Le site Amesys.fr est depuis ce jour officiellement « en rénovation ».
Ziad Takieddine, qui travaillait de concert avec Claude Guéant,
directeur de cabinet du ministre de l'intérieur puis secrétaire général
de l'Elysée, a reçu 4,5 millions d'euros de commissions
d'Amesys (ex-i2e) entre 2007 et 2008 pour ces ventes en Libye. En
interne, Philippe Vannier a confirmé le paiement « de services commerciaux » effectués, selon
lui, « dans la légalité ».
En réalité, ces versements, qui n'ont pas encore été retrouvés dans la
comptabilité de l'entreprise, ont transité par les comptes de sociétés offshore, avant d'être reversés au nom de
M. Takieddine, à la Al-Ahli international Bank de Beyrouth. S'agissant d'un pourcentage aussi élevé d'un contrat, ces « services commerciaux »devraient tomber sous le coup
de la loi de juin 2000 qui sanctionne la corruption d'agents publics étrangers et prohibe ce type de commissions.
Mais ce n'est pas tout.

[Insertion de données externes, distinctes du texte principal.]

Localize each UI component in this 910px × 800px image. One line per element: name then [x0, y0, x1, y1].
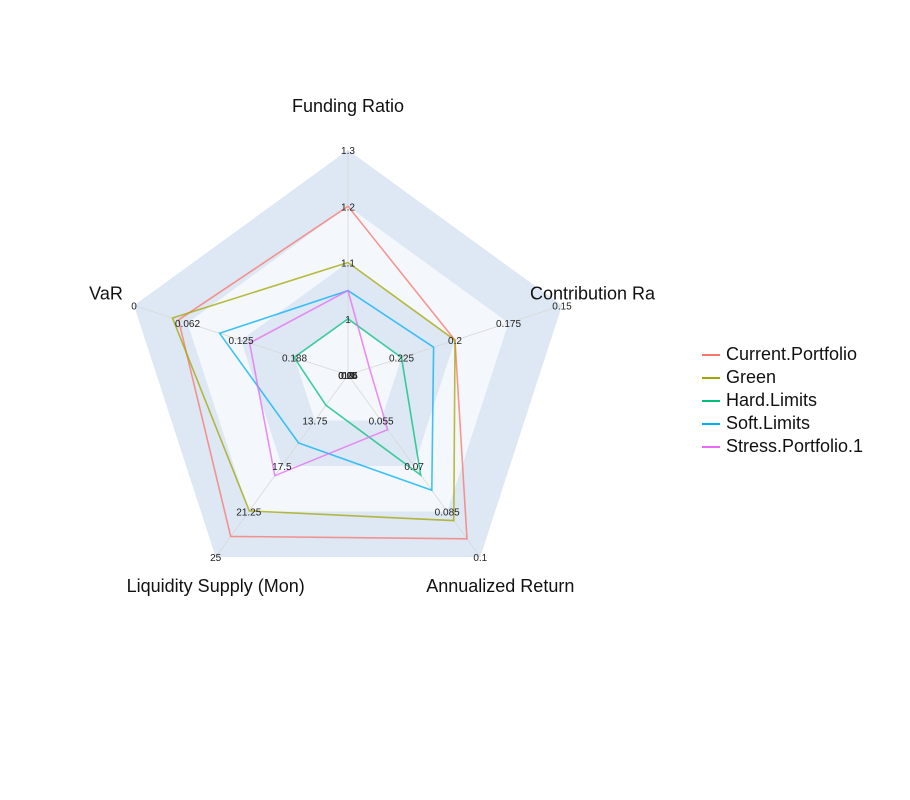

La question est aujourd'hui posée à la justice de savoir si le contrat « Homeland Security » avait obtenu toutes les autorisations gouvernementales
nécessaires avant sa conclusion en 2007 avec le régime Kadhafi. Comme l'a évoqué Libération, l'association Sherpa, spécialisée dans la lutte contre les « crimes
économiques », a déposé une plainte la semaine dernière entre les
mains du procureur de la République de Paris concernant le volet
«espionnage électronique» de ce vaste marché.
« A ce jour, aucune autorisation du gouvernement n'aurait été
délivrée afin de permettre à la société Amesys de vendre le système de
surveillance » à la Libye, note l'avocat William
Bourdon dans sa plainte.
De fait, le type de matériel de défense contenu dans le contrat «Homeland Security» doit,
selon la loi française, faire l'objet d'autorisation expresse délivrée
par le premier
ministre, après avis de la commission intergouvernementale dédiée aux
marchés d'armement. Pour l'heure, ni Bull-Amesys ni le gouvernement
français n'ont démenti cette absence d'autorisation.